He says he believes in compatibilist free will, where all our actions are determined by past events, but we have an illusion of making choices.
Here is a recent philosophy paper on free will. It also defends free will only in some contrived sense.
If free will violates the laws of physics, then what law is violated? Where is the scientific paper that made this discovery? Who got the Nobel Prize for this scientific breakthrough that resolved millennia of philosophical arguments?
None of this can be explained, of course. Carroll is just relying on his peculiar prejudices.
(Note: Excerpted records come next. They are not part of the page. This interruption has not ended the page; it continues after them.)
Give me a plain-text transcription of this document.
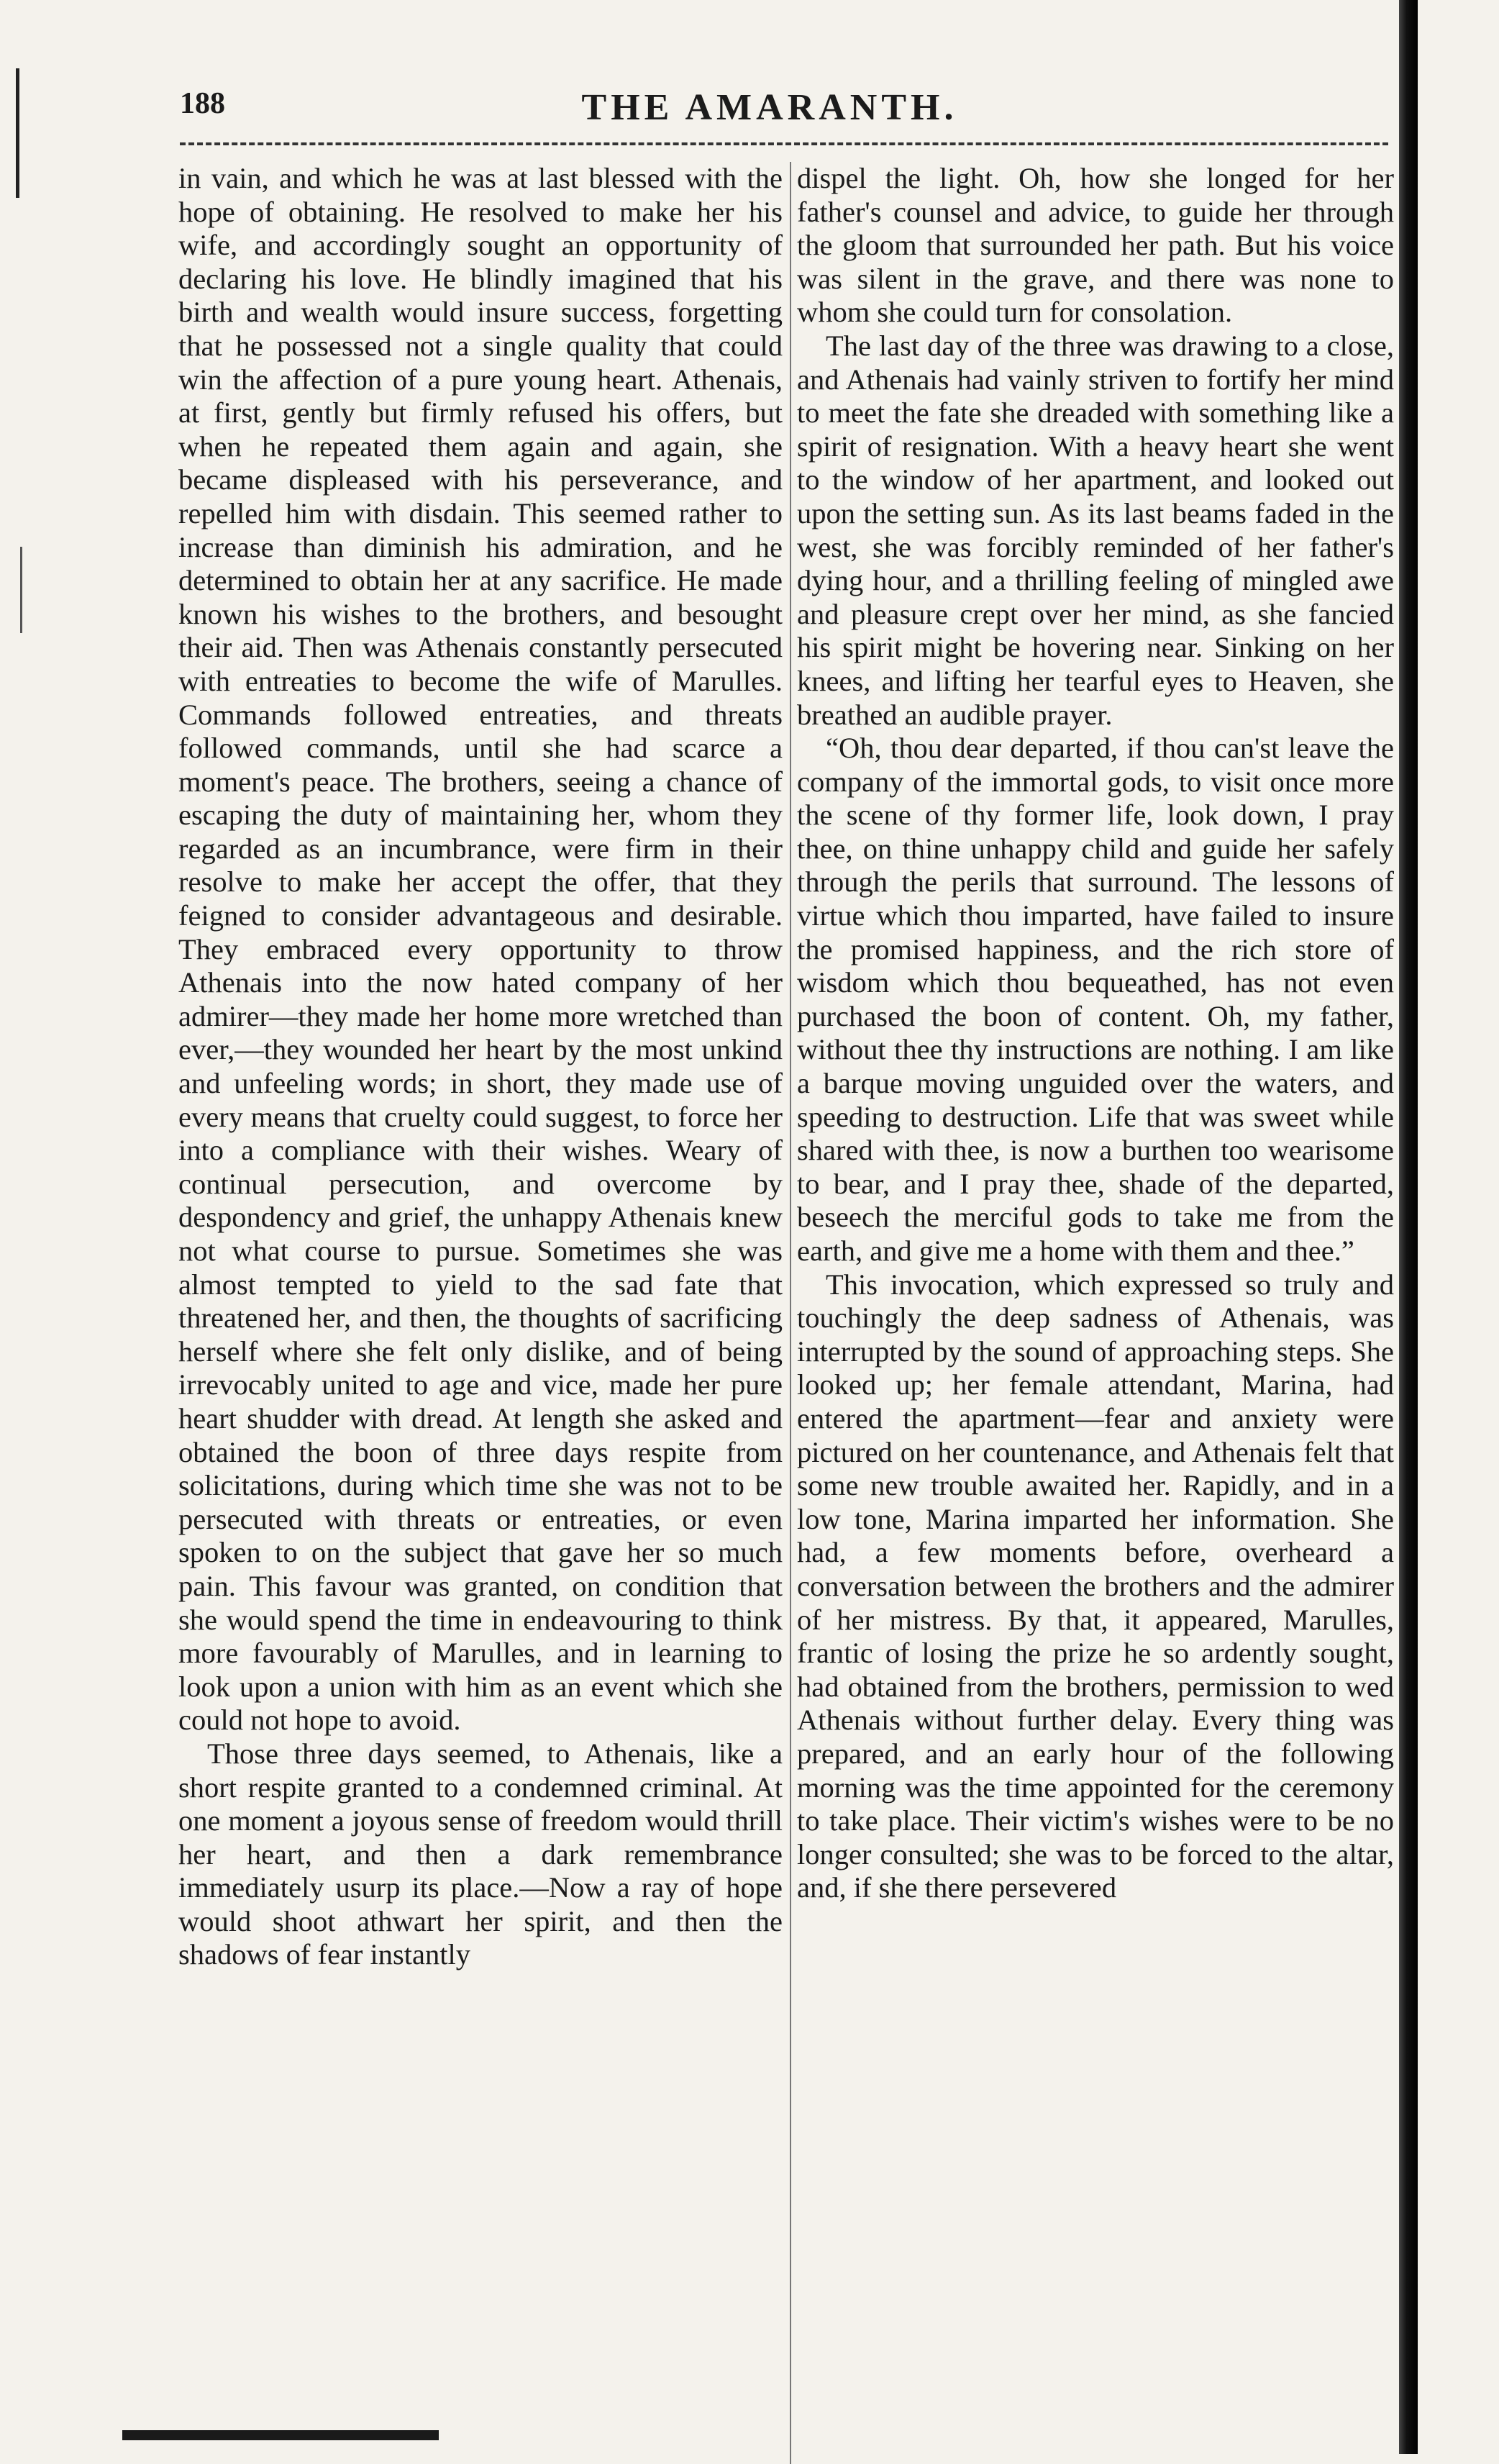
188	THE AMARANTH.

in vain, and which he was at last blessed with the hope of obtaining. He resolved to make her his wife, and accordingly sought an opportunity of declaring his love. He blindly imagined that his birth and wealth would insure success, forgetting that he possessed not a single quality that could win the affection of a pure young heart. Athenais, at first, gently but firmly refused his offers, but when he repeated them again and again, she became displeased with his perseverance, and repelled him with disdain. This seemed rather to increase than diminish his admiration, and he determined to obtain her at any sacrifice. He made known his wishes to the brothers, and besought their aid. Then was Athenais constantly persecuted with entreaties to become the wife of Marulles. Commands followed entreaties, and threats followed commands, until she had scarce a moment's peace. The brothers, seeing a chance of escaping the duty of maintaining her, whom they regarded as an incumbrance, were firm in their resolve to make her accept the offer, that they feigned to consider advantageous and desirable. They embraced every opportunity to throw Athenais into the now hated company of her admirer—they made her home more wretched than ever,—they wounded her heart by the most unkind and unfeeling words; in short, they made use of every means that cruelty could suggest, to force her into a compliance with their wishes. Weary of continual persecution, and overcome by despondency and grief, the unhappy Athenais knew not what course to pursue. Sometimes she was almost tempted to yield to the sad fate that threatened her, and then, the thoughts of sacrificing herself where she felt only dislike, and of being irrevocably united to age and vice, made her pure heart shudder with dread. At length she asked and obtained the boon of three days respite from solicitations, during which time she was not to be persecuted with threats or entreaties, or even spoken to on the subject that gave her so much pain. This favour was granted, on condition that she would spend the time in endeavouring to think more favourably of Marulles, and in learning to look upon a union with him as an event which she could not hope to avoid.

Those three days seemed, to Athenais, like a short respite granted to a condemned criminal. At one moment a joyous sense of freedom would thrill her heart, and then a dark remembrance immediately usurp its place.—Now a ray of hope would shoot athwart her spirit, and then the shadows of fear instantly

dispel the light. Oh, how she longed for her father's counsel and advice, to guide her through the gloom that surrounded her path. But his voice was silent in the grave, and there was none to whom she could turn for consolation.

The last day of the three was drawing to a close, and Athenais had vainly striven to fortify her mind to meet the fate she dreaded with something like a spirit of resignation. With a heavy heart she went to the window of her apartment, and looked out upon the setting sun. As its last beams faded in the west, she was forcibly reminded of her father's dying hour, and a thrilling feeling of mingled awe and pleasure crept over her mind, as she fancied his spirit might be hovering near. Sinking on her knees, and lifting her tearful eyes to Heaven, she breathed an audible prayer.

“Oh, thou dear departed, if thou can'st leave the company of the immortal gods, to visit once more the scene of thy former life, look down, I pray thee, on thine unhappy child and guide her safely through the perils that surround. The lessons of virtue which thou imparted, have failed to insure the promised happiness, and the rich store of wisdom which thou bequeathed, has not even purchased the boon of content. Oh, my father, without thee thy instructions are nothing. I am like a barque moving unguided over the waters, and speeding to destruction. Life that was sweet while shared with thee, is now a burthen too wearisome to bear, and I pray thee, shade of the departed, beseech the merciful gods to take me from the earth, and give me a home with them and thee.”

This invocation, which expressed so truly and touchingly the deep sadness of Athenais, was interrupted by the sound of approaching steps. She looked up; her female attendant, Marina, had entered the apartment—fear and anxiety were pictured on her countenance, and Athenais felt that some new trouble awaited her. Rapidly, and in a low tone, Marina imparted her information. She had, a few moments before, overheard a conversation between the brothers and the admirer of her mistress. By that, it appeared, Marulles, frantic of losing the prize he so ardently sought, had obtained from the brothers, permission to wed Athenais without further delay. Every thing was prepared, and an early hour of the following morning was the time appointed for the ceremony to take place. Their victim's wishes were to be no longer consulted; she was to be forced to the altar, and, if she there persevered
He has a few, if you listen to him. The biggest is that he subscribes to many-worlds theory. That really is contrary to a scientific understanding of the world. Just listen to him try to explain how he might be split into an identical copy who is then wiped out by a vacuum decay in a parallel world. And how probabilities have no meaning in many-worlds, but we try to be good Bayesians anyway, and probability is how we like to think of the world. It is all the same as if he lives in an imaginary simulation where anything can happen.
What is the worst part of Sean's pointless position on many worlds, is that in his own mind, he can take all positions on all things simultaneously...just give him enough parallel worlds to work with.
This inability to actually decide might stem from just very bad ideological premises. I would also argue that philosophy and logic are vital to not getting suckered into the equivalent of finding oneself at the bottom of a Mandelbrot set. Poor Sean has painted himself into a corner of an infinite loop of his own making.